Research News

UW’s Wager, Graue putting spotlight on significance of 4K math education

July 21, 2015

In study after study, high-quality early education is showing to be vitally important in placing children of all backgrounds on a path to academic success.

The importance of reading and early literacy development, in particular, is drilled into the consciousness of parents and those who look after and educate young children.

Beth Graue
Sometimes lost in this early education conversation is the significance of mathematics, a fact that strikes UW-Madison’s Beth Graue as peculiar.

“Literacy has long garnered lots of attention but researchers have found that mathematics knowledge is a better predictor of later academic achievement than early literacy,” says Graue, a former kindergarten teacher who is the Sorenson Professor of Childhood Studies and chair of the nation’s No. 1-ranked Department of Curriculum and Instruction.

Anita Wager, an assistant professor of mathematics education with UW-Madison’s Department of Curriculum and Instruction, and Graue have spent the past five years working with local 4-year-old kindergarten teachers on a project funded by the National Science Foundation that examines teaching math in 4K.

And on Saturday, July 25, the duo will be hosting more than 100 4K teachers from across Wisconsin for a conference titled, “Summer Counts: Investing in Children’s Funds of Knowledge Through Play.”

Anita Wager photo
The day-long event at the Pyle Center on the UW-Madison campus will center on “what good math looks like,” says Wager, who has worked with nearly 60 Madison Metropolitan School District educators who teach 4K over the past five years. “It provides an opportunity for 4K teachers in Wisconsin to connect and collaborate with colleagues to learn more about teaching math in culturally and developmentally responsive ways.”

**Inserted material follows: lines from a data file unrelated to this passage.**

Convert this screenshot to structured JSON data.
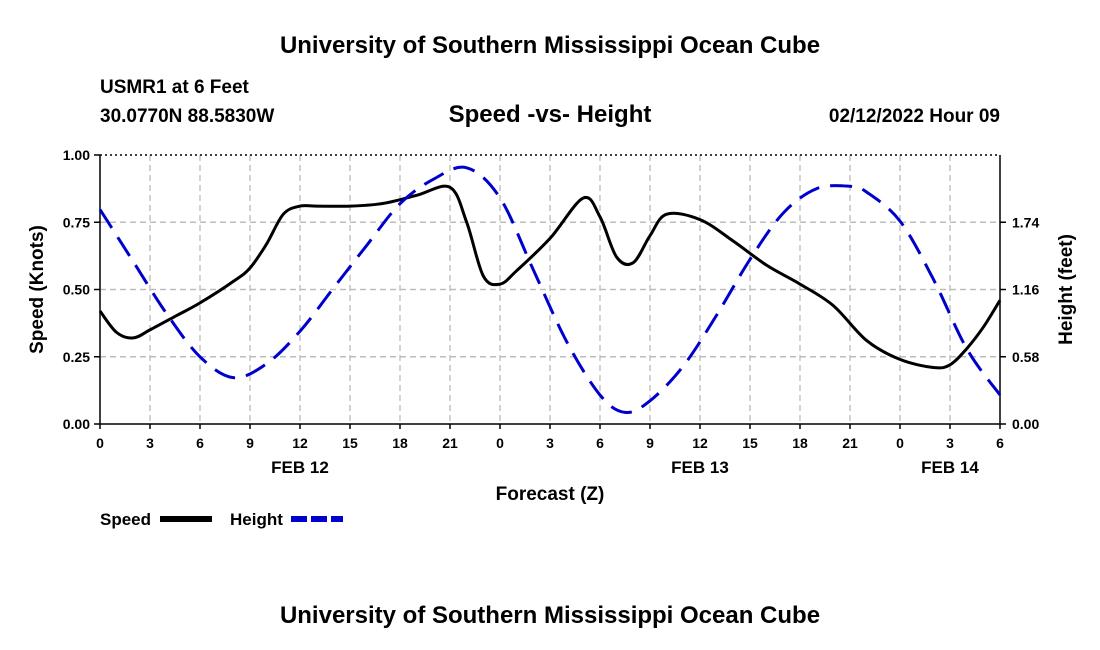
{
  "header": {
    "title": "University of Southern Mississippi Ocean Cube",
    "station": "USMR1 at 6 Feet",
    "coordinates": "30.0770N  88.5830W",
    "datetime": "02/12/2022 Hour 09"
  },
  "footer": {
    "title": "University of Southern Mississippi Ocean Cube"
  },
  "chart_data": {
    "type": "line",
    "title": "Speed -vs- Height",
    "xlabel": "Forecast (Z)",
    "ylabel": "Speed (Knots)",
    "y2label": "Height (feet)",
    "x_ticks": [
      "0",
      "3",
      "6",
      "9",
      "12",
      "15",
      "18",
      "21",
      "0",
      "3",
      "6",
      "9",
      "12",
      "15",
      "18",
      "21",
      "0",
      "3",
      "6"
    ],
    "x_hours_range": [
      0,
      54
    ],
    "date_labels": [
      {
        "label": "FEB 12",
        "hour": 12
      },
      {
        "label": "FEB 13",
        "hour": 36
      },
      {
        "label": "FEB 14",
        "hour": 51
      }
    ],
    "ylim": [
      0,
      1
    ],
    "y_ticks": [
      "0.00",
      "0.25",
      "0.50",
      "0.75",
      "1.00"
    ],
    "y2lim": [
      0,
      2.32
    ],
    "y2_ticks": [
      {
        "label": "0.00",
        "value": 0
      },
      {
        "label": "0.58",
        "value": 0.58
      },
      {
        "label": "1.16",
        "value": 1.16
      },
      {
        "label": "1.74",
        "value": 1.74
      }
    ],
    "grid": true,
    "series": [
      {
        "name": "Speed",
        "axis": "left",
        "color": "#000000",
        "style": "solid",
        "x": [
          0,
          1,
          2,
          3,
          4.5,
          6,
          8,
          9,
          10,
          11,
          12,
          13,
          15,
          17,
          19,
          21,
          22,
          23,
          24,
          25,
          27,
          29,
          30,
          31,
          32,
          33,
          34,
          36,
          38,
          40,
          42,
          44,
          46,
          48,
          50,
          51,
          52,
          53,
          54
        ],
        "y": [
          0.42,
          0.34,
          0.32,
          0.35,
          0.4,
          0.45,
          0.53,
          0.58,
          0.67,
          0.78,
          0.81,
          0.81,
          0.81,
          0.82,
          0.85,
          0.88,
          0.75,
          0.55,
          0.52,
          0.57,
          0.69,
          0.84,
          0.77,
          0.62,
          0.6,
          0.7,
          0.78,
          0.76,
          0.68,
          0.59,
          0.52,
          0.44,
          0.31,
          0.24,
          0.21,
          0.22,
          0.28,
          0.36,
          0.46
        ]
      },
      {
        "name": "Height",
        "axis": "right",
        "color": "#0000cc",
        "style": "dashed",
        "x": [
          0,
          2,
          4,
          6,
          8,
          10,
          12,
          14,
          16,
          18,
          20,
          22,
          24,
          26,
          28,
          30,
          31.5,
          33,
          35,
          37,
          39,
          41,
          43,
          45,
          46,
          48,
          50,
          52,
          54
        ],
        "y": [
          1.85,
          1.4,
          0.95,
          0.58,
          0.4,
          0.52,
          0.8,
          1.17,
          1.54,
          1.9,
          2.11,
          2.21,
          1.95,
          1.33,
          0.71,
          0.25,
          0.1,
          0.2,
          0.5,
          0.94,
          1.42,
          1.82,
          2.03,
          2.05,
          2.0,
          1.75,
          1.25,
          0.65,
          0.25
        ]
      }
    ],
    "legend": [
      {
        "label": "Speed",
        "color": "#000000",
        "style": "solid"
      },
      {
        "label": "Height",
        "color": "#0000cc",
        "style": "dashed"
      }
    ],
    "legend_position": "bottom-left"
  }
}
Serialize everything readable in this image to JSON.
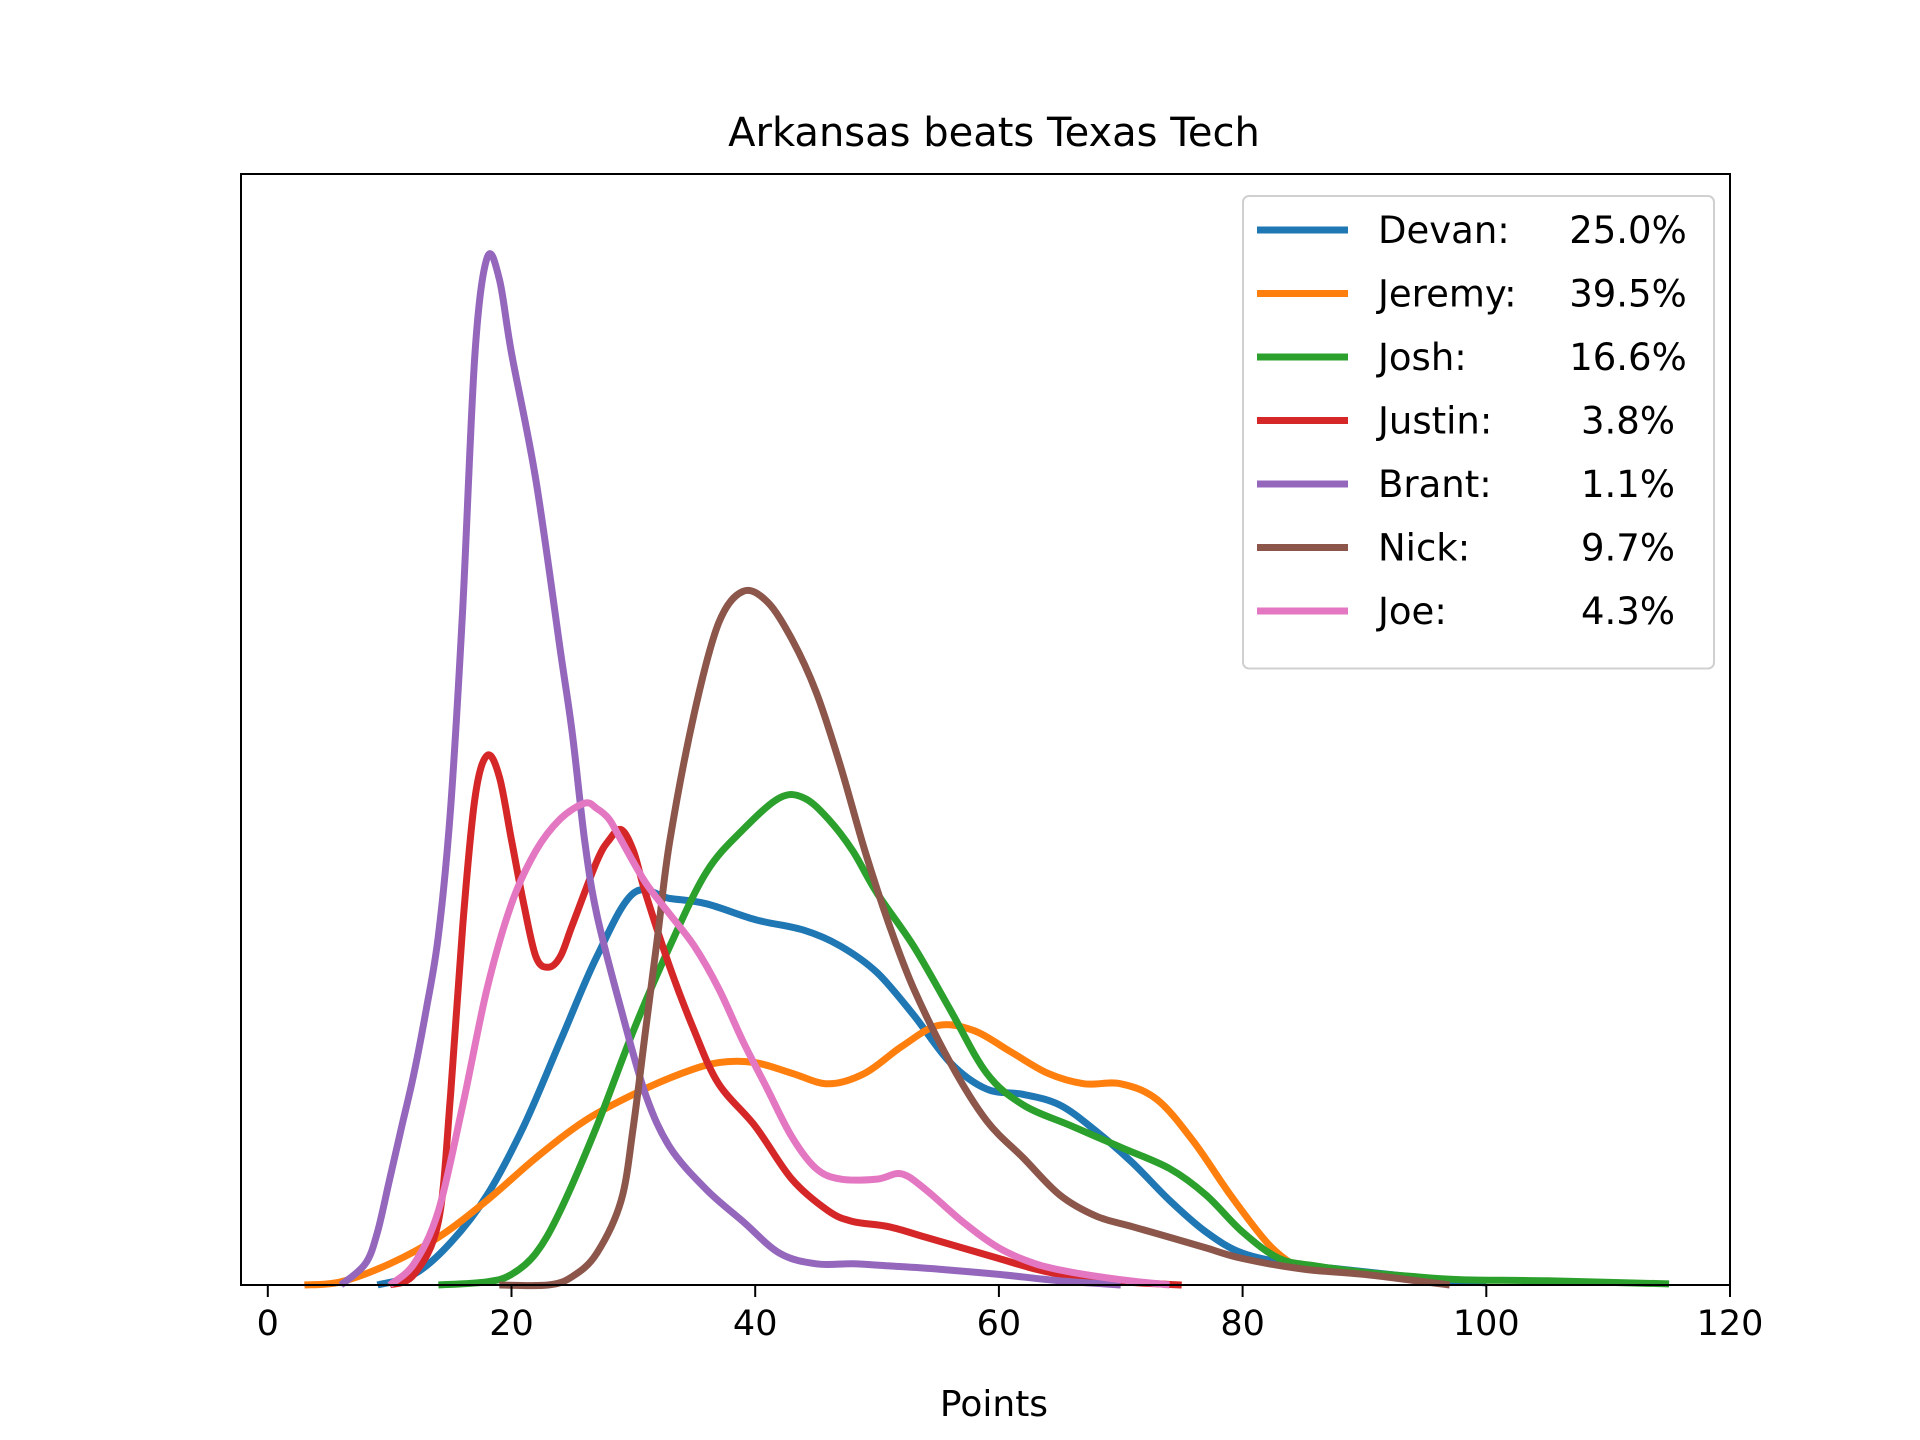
{
  "chart_data": {
    "type": "line",
    "title": "Arkansas beats Texas Tech",
    "xlabel": "Points",
    "ylabel": "",
    "xlim": [
      -2.2,
      120
    ],
    "ylim": [
      0,
      1
    ],
    "x_ticks": [
      0,
      20,
      40,
      60,
      80,
      100,
      120
    ],
    "x_tick_labels": [
      "0",
      "20",
      "40",
      "60",
      "80",
      "100",
      "120"
    ],
    "y_ticks_visible": false,
    "grid": false,
    "legend": {
      "position": "top-right",
      "entries": [
        {
          "name": "Devan:",
          "value": "25.0%"
        },
        {
          "name": "Jeremy:",
          "value": "39.5%"
        },
        {
          "name": "Josh:",
          "value": "16.6%"
        },
        {
          "name": "Justin:",
          "value": "3.8%"
        },
        {
          "name": "Brant:",
          "value": "1.1%"
        },
        {
          "name": "Nick:",
          "value": "9.7%"
        },
        {
          "name": "Joe:",
          "value": "4.3%"
        }
      ]
    },
    "series": [
      {
        "name": "Devan:",
        "color": "#1f77b4",
        "points": [
          [
            9,
            0
          ],
          [
            12,
            0.01
          ],
          [
            15,
            0.04
          ],
          [
            18,
            0.085
          ],
          [
            21,
            0.15
          ],
          [
            24,
            0.23
          ],
          [
            27,
            0.31
          ],
          [
            30,
            0.37
          ],
          [
            33,
            0.365
          ],
          [
            36,
            0.36
          ],
          [
            40,
            0.345
          ],
          [
            44,
            0.335
          ],
          [
            47,
            0.32
          ],
          [
            50,
            0.295
          ],
          [
            53,
            0.255
          ],
          [
            56,
            0.21
          ],
          [
            59,
            0.185
          ],
          [
            62,
            0.18
          ],
          [
            65,
            0.17
          ],
          [
            68,
            0.145
          ],
          [
            71,
            0.115
          ],
          [
            74,
            0.08
          ],
          [
            77,
            0.05
          ],
          [
            80,
            0.03
          ],
          [
            84,
            0.02
          ],
          [
            88,
            0.015
          ],
          [
            92,
            0.01
          ],
          [
            96,
            0.005
          ],
          [
            100,
            0.002
          ]
        ]
      },
      {
        "name": "Jeremy:",
        "color": "#ff7f0e",
        "points": [
          [
            3,
            0
          ],
          [
            6,
            0.003
          ],
          [
            10,
            0.02
          ],
          [
            14,
            0.045
          ],
          [
            18,
            0.08
          ],
          [
            22,
            0.12
          ],
          [
            26,
            0.155
          ],
          [
            30,
            0.18
          ],
          [
            34,
            0.2
          ],
          [
            37,
            0.21
          ],
          [
            40,
            0.21
          ],
          [
            43,
            0.2
          ],
          [
            46,
            0.19
          ],
          [
            49,
            0.2
          ],
          [
            52,
            0.225
          ],
          [
            55,
            0.245
          ],
          [
            58,
            0.24
          ],
          [
            61,
            0.22
          ],
          [
            64,
            0.2
          ],
          [
            67,
            0.19
          ],
          [
            70,
            0.19
          ],
          [
            73,
            0.175
          ],
          [
            76,
            0.135
          ],
          [
            79,
            0.085
          ],
          [
            82,
            0.04
          ],
          [
            84,
            0.02
          ]
        ]
      },
      {
        "name": "Josh:",
        "color": "#2ca02c",
        "points": [
          [
            14,
            0
          ],
          [
            18,
            0.003
          ],
          [
            20,
            0.01
          ],
          [
            22,
            0.03
          ],
          [
            24,
            0.07
          ],
          [
            27,
            0.15
          ],
          [
            30,
            0.24
          ],
          [
            33,
            0.32
          ],
          [
            36,
            0.39
          ],
          [
            39,
            0.43
          ],
          [
            42,
            0.46
          ],
          [
            44,
            0.46
          ],
          [
            46,
            0.44
          ],
          [
            48,
            0.41
          ],
          [
            50,
            0.37
          ],
          [
            53,
            0.32
          ],
          [
            56,
            0.26
          ],
          [
            59,
            0.2
          ],
          [
            62,
            0.17
          ],
          [
            66,
            0.15
          ],
          [
            70,
            0.13
          ],
          [
            74,
            0.11
          ],
          [
            77,
            0.085
          ],
          [
            80,
            0.05
          ],
          [
            83,
            0.025
          ],
          [
            86,
            0.018
          ],
          [
            90,
            0.012
          ],
          [
            94,
            0.008
          ],
          [
            98,
            0.005
          ],
          [
            105,
            0.004
          ],
          [
            115,
            0.001
          ]
        ]
      },
      {
        "name": "Justin:",
        "color": "#d62728",
        "points": [
          [
            10,
            0
          ],
          [
            12,
            0.01
          ],
          [
            14,
            0.06
          ],
          [
            15,
            0.18
          ],
          [
            16,
            0.34
          ],
          [
            17,
            0.46
          ],
          [
            18,
            0.5
          ],
          [
            19,
            0.48
          ],
          [
            20,
            0.42
          ],
          [
            21,
            0.36
          ],
          [
            22,
            0.31
          ],
          [
            23,
            0.3
          ],
          [
            24,
            0.31
          ],
          [
            25,
            0.34
          ],
          [
            27,
            0.4
          ],
          [
            28,
            0.42
          ],
          [
            29,
            0.43
          ],
          [
            30,
            0.41
          ],
          [
            31,
            0.37
          ],
          [
            33,
            0.3
          ],
          [
            35,
            0.24
          ],
          [
            37,
            0.19
          ],
          [
            40,
            0.15
          ],
          [
            43,
            0.1
          ],
          [
            46,
            0.07
          ],
          [
            48,
            0.06
          ],
          [
            51,
            0.055
          ],
          [
            54,
            0.045
          ],
          [
            57,
            0.035
          ],
          [
            60,
            0.025
          ],
          [
            63,
            0.015
          ],
          [
            66,
            0.008
          ],
          [
            70,
            0.003
          ],
          [
            75,
            0
          ]
        ]
      },
      {
        "name": "Brant:",
        "color": "#9467bd",
        "points": [
          [
            6,
            0
          ],
          [
            8,
            0.02
          ],
          [
            9,
            0.05
          ],
          [
            10,
            0.1
          ],
          [
            11,
            0.15
          ],
          [
            12,
            0.2
          ],
          [
            13,
            0.26
          ],
          [
            14,
            0.33
          ],
          [
            15,
            0.45
          ],
          [
            16,
            0.64
          ],
          [
            17,
            0.88
          ],
          [
            18,
            0.97
          ],
          [
            19,
            0.95
          ],
          [
            20,
            0.88
          ],
          [
            22,
            0.76
          ],
          [
            24,
            0.6
          ],
          [
            25,
            0.52
          ],
          [
            26,
            0.42
          ],
          [
            27,
            0.35
          ],
          [
            29,
            0.26
          ],
          [
            31,
            0.18
          ],
          [
            33,
            0.13
          ],
          [
            36,
            0.09
          ],
          [
            39,
            0.06
          ],
          [
            42,
            0.03
          ],
          [
            45,
            0.02
          ],
          [
            48,
            0.02
          ],
          [
            51,
            0.018
          ],
          [
            55,
            0.015
          ],
          [
            60,
            0.01
          ],
          [
            65,
            0.004
          ],
          [
            70,
            0
          ]
        ]
      },
      {
        "name": "Nick:",
        "color": "#8c564b",
        "points": [
          [
            19,
            0
          ],
          [
            23,
            0
          ],
          [
            25,
            0.008
          ],
          [
            27,
            0.03
          ],
          [
            29,
            0.08
          ],
          [
            30,
            0.15
          ],
          [
            31,
            0.24
          ],
          [
            32,
            0.33
          ],
          [
            33,
            0.42
          ],
          [
            35,
            0.54
          ],
          [
            37,
            0.625
          ],
          [
            39,
            0.655
          ],
          [
            41,
            0.645
          ],
          [
            43,
            0.61
          ],
          [
            45,
            0.56
          ],
          [
            47,
            0.49
          ],
          [
            49,
            0.41
          ],
          [
            51,
            0.34
          ],
          [
            53,
            0.28
          ],
          [
            56,
            0.21
          ],
          [
            59,
            0.155
          ],
          [
            62,
            0.12
          ],
          [
            65,
            0.085
          ],
          [
            68,
            0.065
          ],
          [
            71,
            0.055
          ],
          [
            74,
            0.045
          ],
          [
            77,
            0.035
          ],
          [
            80,
            0.025
          ],
          [
            85,
            0.015
          ],
          [
            90,
            0.01
          ],
          [
            97,
            0
          ]
        ]
      },
      {
        "name": "Joe:",
        "color": "#e377c2",
        "points": [
          [
            10,
            0
          ],
          [
            12,
            0.02
          ],
          [
            14,
            0.07
          ],
          [
            16,
            0.17
          ],
          [
            18,
            0.28
          ],
          [
            20,
            0.36
          ],
          [
            22,
            0.41
          ],
          [
            24,
            0.44
          ],
          [
            26,
            0.455
          ],
          [
            27,
            0.45
          ],
          [
            28,
            0.44
          ],
          [
            29,
            0.42
          ],
          [
            31,
            0.38
          ],
          [
            33,
            0.35
          ],
          [
            35,
            0.32
          ],
          [
            37,
            0.28
          ],
          [
            39,
            0.23
          ],
          [
            41,
            0.185
          ],
          [
            43,
            0.14
          ],
          [
            45,
            0.11
          ],
          [
            47,
            0.1
          ],
          [
            50,
            0.1
          ],
          [
            52,
            0.105
          ],
          [
            54,
            0.09
          ],
          [
            57,
            0.06
          ],
          [
            60,
            0.035
          ],
          [
            63,
            0.02
          ],
          [
            66,
            0.012
          ],
          [
            70,
            0.005
          ],
          [
            74,
            0
          ]
        ]
      }
    ]
  }
}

The conference will feature: panel discussions with top academics in the field of teaching and learning, and early childhood math; a poster session in which 4K teachers from area schools who have participated in professional development opportunities with Graue and Wager over the years will share their action research findings; and several break-out sessions to further coach teachers on the skills needed to teach 4K math.

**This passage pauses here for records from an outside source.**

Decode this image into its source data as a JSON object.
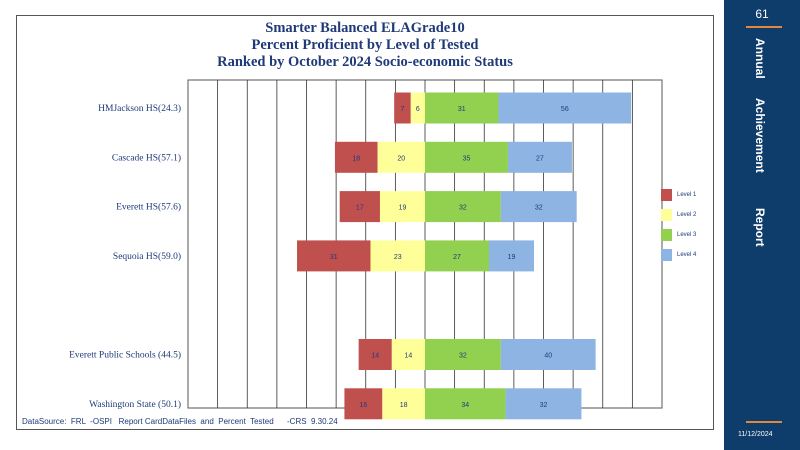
{
  "chart_data": {
    "type": "bar",
    "orientation": "horizontal-diverging",
    "title_lines": [
      "Smarter Balanced  ELAGrade10",
      "Percent  Proficient by Level of Tested",
      "Ranked by October 2024  Socio-economic   Status"
    ],
    "categories": [
      "HMJackson HS(24.3)",
      "Cascade HS(57.1)",
      "Everett  HS(57.6)",
      "Sequoia HS(59.0)",
      "Everett  Public Schools (44.5)",
      "Washington State  (50.1)"
    ],
    "series": [
      {
        "name": "Level 1",
        "color": "#c0504d",
        "values": [
          7,
          18,
          17,
          31,
          14,
          16
        ]
      },
      {
        "name": "Level 2",
        "color": "#ffff99",
        "values": [
          6,
          20,
          19,
          23,
          14,
          18
        ]
      },
      {
        "name": "Level 3",
        "color": "#92d050",
        "values": [
          31,
          35,
          32,
          27,
          32,
          34
        ]
      },
      {
        "name": "Level 4",
        "color": "#8eb4e3",
        "values": [
          56,
          27,
          32,
          19,
          40,
          32
        ]
      }
    ],
    "gap_after_index": 3,
    "xlim": [
      -100,
      100
    ],
    "grid": true,
    "legend_position": "right"
  },
  "source": "DataSource:  FRL  -OSPI   Report CardDataFiles  and  Percent  Tested      -CRS  9.30.24",
  "sidebar": {
    "page_number": "61",
    "words": [
      "Annual",
      "Achievement",
      "Report"
    ],
    "date": "11/12/2024",
    "bg_color": "#0e3d6b",
    "accent_color": "#e0893a"
  }
}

This event is an outgrowth of Wager's NSF-funded Wisconsin Center for Education Research (WCER) project, "Professional Development for Culturally Relevant Teaching and Learning in Pre-K Mathematics."

But what is 4K math, anyway?

Heidi Schultz, who teaches 4-year-old kindergarten at Madison’s Falk Elementary, explains that math is embedded in a range of everyday experiences for her young students. It can consist of things like basic patterning and sorting and grouping of objects, to matching items, counting and number identification.

Patterns“There are so many opportunities that exist to enrich or explore or expand on math ideas and concepts,” says Schultz, who has worked with Graue and Wager on 4K math professional development. “But you have to learn how to take advantage of these opportunities. Maybe a child is serving a plate of pretend cookies and you can talk about how many cookies there are. Or you’ll notice patterns and ask a child what they think about them. More so than early literature, early math opportunities are very much embedded in everyday life.” 

Renae DeBarbieri, a UW-Madison alumna who teachers 4-year-old kindergarten at Madison’s Huegel Elementary, echoes many of those thoughts by highlighting how it’s most valuable to teach young children about math concepts during playtime -- as opposed to sitting a group of kids down in front of a whiteboard.

“It’s important to weave these concepts into play time or songs and music or other sensory activities,” says DeBarbieri. “It’s taking advantage of moments where kids are naturally involved with counting or sorting – and then having a strong background about what math content is and being able to apply and address it with students as it’s taking place.”

Wager explains that the 4K teachers she has worked with are generally surprised with the extent to which “math is everywhere and much easier to do than they had anticipated. They could connect a math component to so many things that they were already doing in their class – whether it be on a field trip or a story they read or a game kids were playing.”

Dice and countingFor traditional early childhood educators, Graue says there is often an apprehension about stepping into childhood play – for fear that they’re going to stop it.

“What you have to do as a teacher is go in and become part of the play,” says Graue, “You have to be able to join in. The metaphor we’ve been using is the idea of improvisation. In acting, improvisation is a really technical thing you do in response to other people. And teachers who have good early math knowledge, good knowledge of typical 4-year-olds, concrete knowledge about children’s home life, they pull those things together and by improvising then they can build on those things to make something bigger than any one of them.”

DeBarbieri, for one, is a strong proponent of giving those who teach 4K these valuable tools and insights into improving early math.

“I’m a math person, so I’ve always enjoyed math and gotten excited seeing kids be excited about math,” says DeBarbieri, who previously taught grades 1 to 3. “But one of the biggest reasons this program excites me is because I’ve seen first and second and third graders come through a class who are already behind or struggling or lacking certain math skills. What’s really fueling me is helping make sure all kids get a strong base and foundation so that everyone has the opportunity to succeed.”